The third optimism — the current one — is based on three factors: big data, computational power (GPU), deep learning. Neural networks, inspired by the brain and abandoned in the 1960s, were revived in the 2010s with astonishing results.
AlphaGo (2016) defeated the world champion in Go — a game considered unattainable for machines. GPT-3 (2020) generated text indistinguishable from human writing. GPT-4 (2023) passed medical, legal, MBA exams. This is a qualitative leap.
Large Language Models: What Are They?
LLMs (Large Language Models) are neural networks trained on trillions of words of text to predict the next token. This is not “understanding” in a philosophical sense — it is statistical compression of an enormous corpus of human knowledge.
What they can do: translate, summarize, generate code, answer questions, conduct dialogue, write essays. What they cannot do: reliably distinguish fact from fiction (“hallucinations”), long-term planning, physical interaction with the world, genuine understanding.

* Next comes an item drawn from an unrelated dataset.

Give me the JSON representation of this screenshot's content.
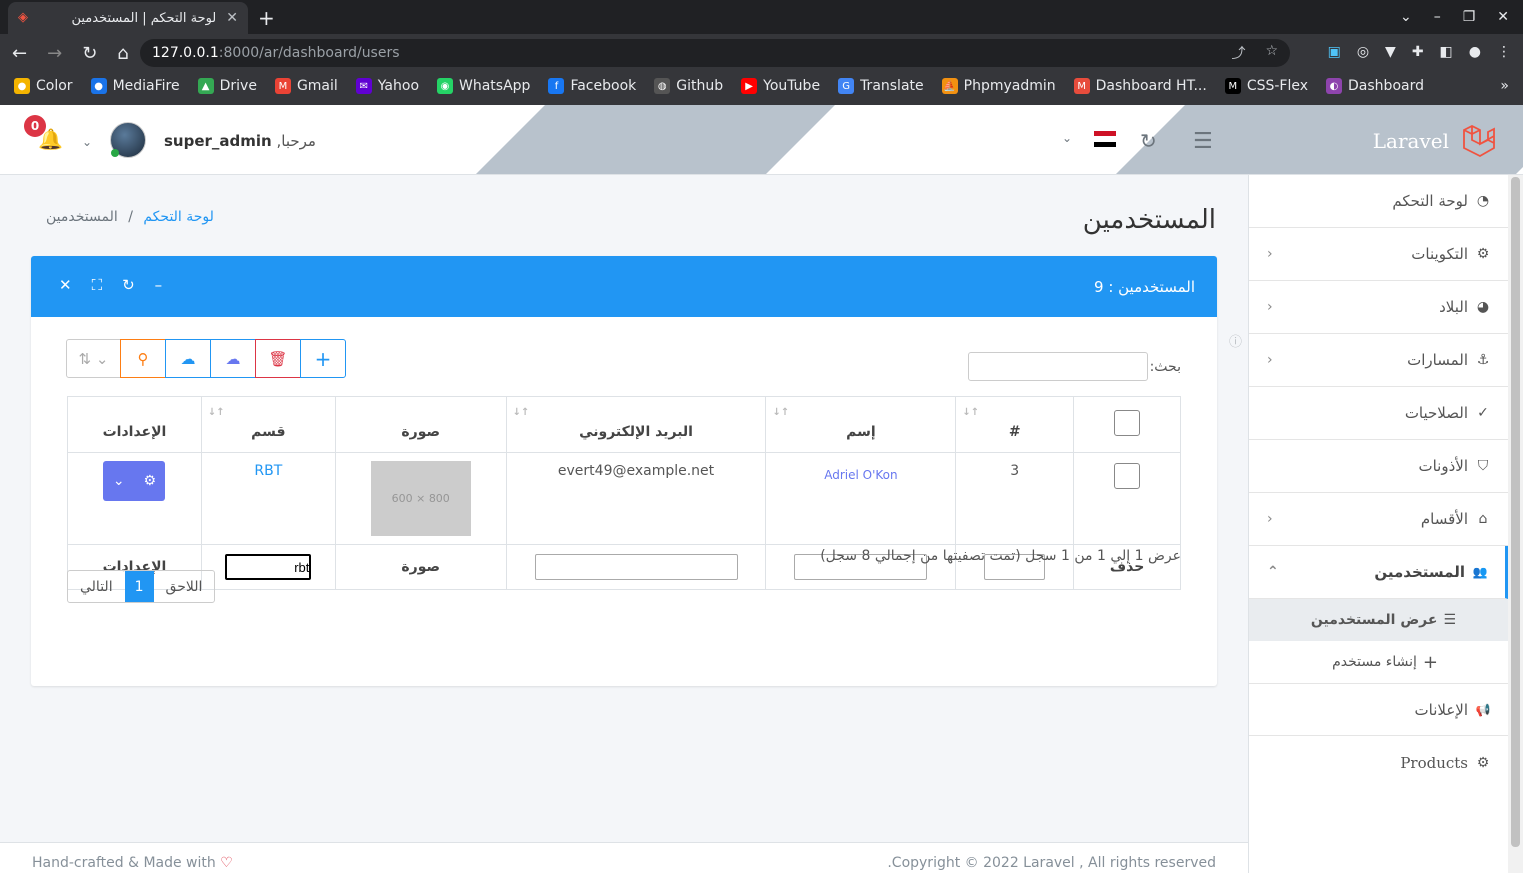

The “transformer” architecture (Attention is All You Need, Google, 2017) is the technological basis of GPT. The “attention mechanism” allows the model to “pay attention” to different parts of the input text — this is the key innovative solution.
Question for reflection: LLMs “hallucinate” — confidently report falsehoods. How does your organization integrate AI tools while preserving critical information verification?